Saudi, UAE tout higher oil production
Saudi, UAE tout higher oil production

Saudi Arabia and the United Arab Emirates said the world needs higher oil production.

Saudi Arabia's energy minister said the neighbouring Persian Gulf countries were increasing production capacity, while a senior UAE official said the world's growing population would need 30 percent more energy by 2050.

Both insisted that oil remains a cornerstone of energy supply, but said they were working to lower emissions and increase production from renewable or less-polluting sources.

"We and the UAE are increasing our production capacity. We and the UAE are increasing our refining," Saudi Energy Minister Prince Abdulaziz bin Salman told the ADIPEC oil conference in Abu Dhabi.

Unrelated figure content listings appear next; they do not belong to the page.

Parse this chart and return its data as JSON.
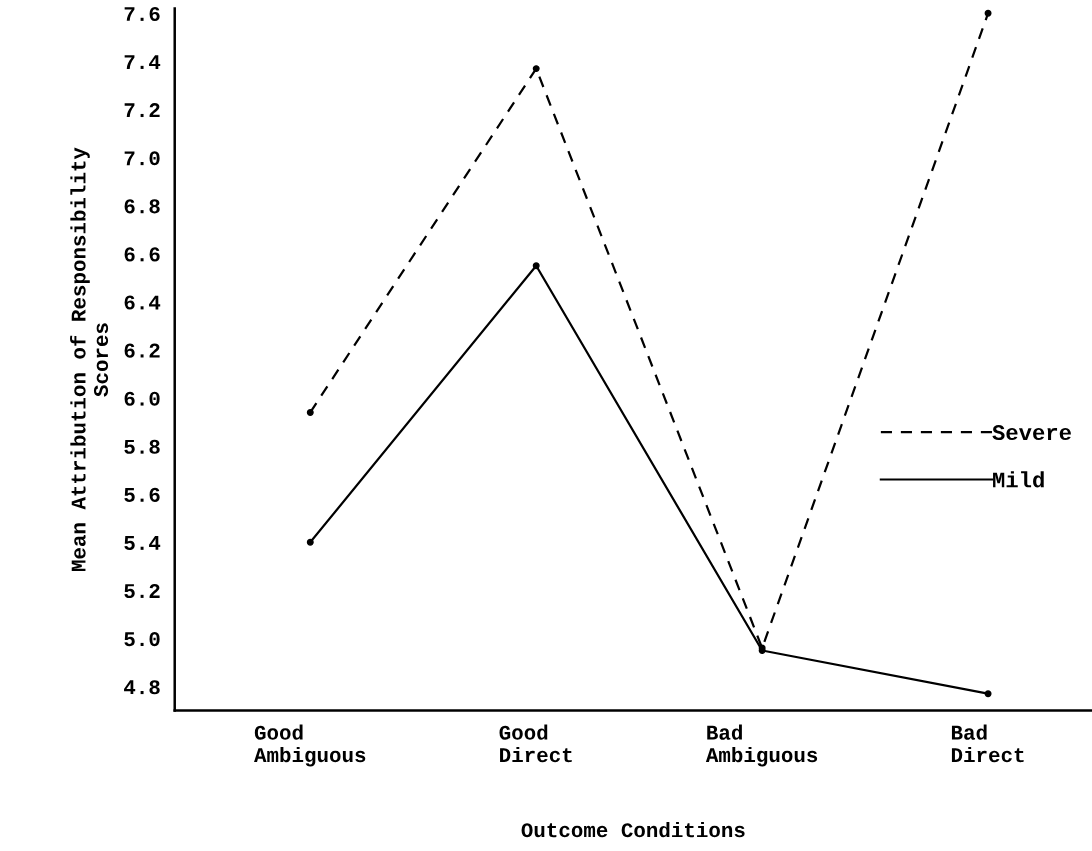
{
  "chart_data": {
    "type": "line",
    "xlabel": "Outcome Conditions",
    "ylabel": "Mean Attribution of Responsibility\nScores",
    "categories": [
      "Good\nAmbiguous",
      "Good\nDirect",
      "Bad\nAmbiguous",
      "Bad\nDirect"
    ],
    "series": [
      {
        "name": "Severe",
        "color": "#000000",
        "line_style": "dashed",
        "values": [
          5.94,
          7.37,
          4.96,
          7.6
        ]
      },
      {
        "name": "Mild",
        "color": "#000000",
        "line_style": "solid",
        "values": [
          5.4,
          6.55,
          4.95,
          4.77
        ]
      }
    ],
    "ylim": [
      4.7,
      7.62
    ],
    "yticks": [
      4.8,
      {
        "value": 5,
        "label": "5.0"
      },
      5.2,
      5.4,
      5.6,
      5.8,
      {
        "value": 6,
        "label": "6.0"
      },
      6.2,
      6.4,
      6.6,
      6.8,
      {
        "value": 7,
        "label": "7.0"
      },
      7.2,
      7.4,
      7.6
    ],
    "marker": "circle",
    "grid": false,
    "legend": "right"
  }
}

"We and the UAE are going to be the exemplary producer: hydrocarbon producer, but also achieve all the sustainability goals," he added.

The Abu Dhabi International Petroleum Exhibition Conference (ADIPEC) opened just over a week before COP27 in Egypt.

COP26 last year ended with a pledge to keep global warming at 1.5 degrees Celsius over pre-industrial levels -- a goal the world is set to miss on current emission trends.

Sultan Al Jaber, the UAE's special envoy on climate change and managing director of state-owned oil giant ADNOC, said energy production must rise to cater for a global population of 9.7 billion by 2050.

"If we zero out hydrocarbon investment, due to natural decline, we would lose five million barrels per day of oil each year from current supplies," he said.